GameStop did however have some fans. And those fans liked to talk it up on the Reddit thread WallStreetBets. Now the action on WallStreetBets wasn’t the only thing going on. There were new board members added, and the business produced some numbers that suggested it wasn’t going as poorly as some analysts may have forecasted. But whatever the combination of drivers, what occurred was enough people buying the stock to start the price rising. Given short sellers potential for unlimited losses, and the need to ultimately buy back stock to closeout their short positions, as the price rose, short sellers were forced to buy stock to prevent their losses becoming catastrophic. This created a vicious cycle. As short sellers sought to closeout their position they bought stock, which pushed up the price. This convinced other short sellers that they also needed to closeout their positions, causing more demand to buy stocks and on and on it spiralled. Add to this the day traders watching this momentum and looking to participate and you have this extraordinary leap in share price over the course of just a few weeks.

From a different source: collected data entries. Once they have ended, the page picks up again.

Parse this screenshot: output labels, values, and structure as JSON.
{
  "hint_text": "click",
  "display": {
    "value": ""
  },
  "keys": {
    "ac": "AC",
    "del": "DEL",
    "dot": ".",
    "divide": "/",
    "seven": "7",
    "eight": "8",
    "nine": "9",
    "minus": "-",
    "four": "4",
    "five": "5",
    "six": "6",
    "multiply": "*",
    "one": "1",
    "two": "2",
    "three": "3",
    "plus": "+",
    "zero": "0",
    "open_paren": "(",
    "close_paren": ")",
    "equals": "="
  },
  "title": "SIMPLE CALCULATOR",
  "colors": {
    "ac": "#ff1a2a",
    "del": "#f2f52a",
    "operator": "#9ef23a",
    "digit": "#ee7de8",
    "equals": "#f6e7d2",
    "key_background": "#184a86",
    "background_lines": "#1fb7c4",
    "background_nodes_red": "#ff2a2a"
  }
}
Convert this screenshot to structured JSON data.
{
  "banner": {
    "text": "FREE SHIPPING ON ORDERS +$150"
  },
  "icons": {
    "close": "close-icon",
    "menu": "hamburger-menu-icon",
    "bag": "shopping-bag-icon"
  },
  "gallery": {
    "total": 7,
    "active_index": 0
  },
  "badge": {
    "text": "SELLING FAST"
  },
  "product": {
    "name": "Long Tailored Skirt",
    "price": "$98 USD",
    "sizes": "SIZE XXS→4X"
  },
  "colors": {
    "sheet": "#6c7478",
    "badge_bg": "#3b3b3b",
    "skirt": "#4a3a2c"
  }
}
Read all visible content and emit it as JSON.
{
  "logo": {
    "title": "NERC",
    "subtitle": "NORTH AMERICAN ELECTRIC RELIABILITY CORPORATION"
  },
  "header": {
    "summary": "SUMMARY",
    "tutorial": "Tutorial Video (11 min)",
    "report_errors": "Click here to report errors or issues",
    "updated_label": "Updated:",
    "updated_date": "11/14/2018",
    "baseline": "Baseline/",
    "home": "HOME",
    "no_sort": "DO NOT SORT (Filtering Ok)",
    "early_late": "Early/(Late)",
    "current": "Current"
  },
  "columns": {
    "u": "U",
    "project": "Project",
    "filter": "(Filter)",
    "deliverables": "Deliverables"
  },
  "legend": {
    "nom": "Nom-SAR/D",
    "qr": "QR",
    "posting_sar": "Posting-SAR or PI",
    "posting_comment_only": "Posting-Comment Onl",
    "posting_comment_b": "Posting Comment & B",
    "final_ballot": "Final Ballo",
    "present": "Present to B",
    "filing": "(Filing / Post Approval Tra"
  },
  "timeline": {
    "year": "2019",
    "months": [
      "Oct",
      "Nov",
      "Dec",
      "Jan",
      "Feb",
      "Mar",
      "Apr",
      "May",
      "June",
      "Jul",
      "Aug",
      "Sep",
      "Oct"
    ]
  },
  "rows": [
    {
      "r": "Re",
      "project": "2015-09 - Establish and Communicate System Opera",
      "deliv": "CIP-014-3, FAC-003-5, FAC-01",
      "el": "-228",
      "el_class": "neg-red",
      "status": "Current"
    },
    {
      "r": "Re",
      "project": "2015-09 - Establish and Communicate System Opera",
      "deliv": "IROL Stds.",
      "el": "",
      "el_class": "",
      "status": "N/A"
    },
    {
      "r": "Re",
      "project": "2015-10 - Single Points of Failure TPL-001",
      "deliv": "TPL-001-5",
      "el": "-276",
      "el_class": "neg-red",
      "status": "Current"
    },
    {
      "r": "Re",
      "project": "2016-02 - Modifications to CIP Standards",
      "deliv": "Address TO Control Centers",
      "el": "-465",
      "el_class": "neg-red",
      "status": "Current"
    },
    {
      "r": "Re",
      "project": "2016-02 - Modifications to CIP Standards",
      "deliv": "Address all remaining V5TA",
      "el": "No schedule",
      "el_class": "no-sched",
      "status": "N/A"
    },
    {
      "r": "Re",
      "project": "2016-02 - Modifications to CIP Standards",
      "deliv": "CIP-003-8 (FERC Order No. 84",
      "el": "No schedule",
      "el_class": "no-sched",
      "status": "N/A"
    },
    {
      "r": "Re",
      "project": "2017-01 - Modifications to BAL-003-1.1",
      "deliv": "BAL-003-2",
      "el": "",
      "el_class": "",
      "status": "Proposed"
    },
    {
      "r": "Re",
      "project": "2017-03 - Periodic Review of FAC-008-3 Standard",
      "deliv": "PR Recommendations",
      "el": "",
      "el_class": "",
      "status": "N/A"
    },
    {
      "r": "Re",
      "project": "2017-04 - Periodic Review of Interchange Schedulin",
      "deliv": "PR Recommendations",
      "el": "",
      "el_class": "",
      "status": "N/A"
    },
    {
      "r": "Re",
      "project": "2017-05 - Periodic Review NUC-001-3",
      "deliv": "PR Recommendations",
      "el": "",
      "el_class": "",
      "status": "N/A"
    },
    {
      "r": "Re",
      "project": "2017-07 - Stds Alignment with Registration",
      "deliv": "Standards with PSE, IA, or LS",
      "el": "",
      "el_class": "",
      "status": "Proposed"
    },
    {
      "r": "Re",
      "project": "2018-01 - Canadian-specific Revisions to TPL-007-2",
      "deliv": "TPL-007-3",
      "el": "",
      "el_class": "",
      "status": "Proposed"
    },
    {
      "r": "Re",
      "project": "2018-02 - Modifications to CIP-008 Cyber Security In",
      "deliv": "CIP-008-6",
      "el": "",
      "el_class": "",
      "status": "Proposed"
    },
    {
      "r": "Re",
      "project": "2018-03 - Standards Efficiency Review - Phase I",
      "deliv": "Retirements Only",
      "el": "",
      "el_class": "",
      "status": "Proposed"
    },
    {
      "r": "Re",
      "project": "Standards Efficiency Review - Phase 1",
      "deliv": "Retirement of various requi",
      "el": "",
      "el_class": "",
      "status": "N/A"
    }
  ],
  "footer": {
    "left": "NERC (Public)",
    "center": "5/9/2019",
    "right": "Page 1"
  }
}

There are considerable implications in this case around potential stock price manipulation that I’d imagine will get some attention in the months ahead. But for the purposes of this post the key takeaway is to highlight how short selling works, and an extreme case of how it can all go wrong. It’s reported that one US hedge fund with a substantial short position in GameStop required a capital injection of almost $3 billion to prevent it going broke as a consequence of the loss is incurred on this single bet.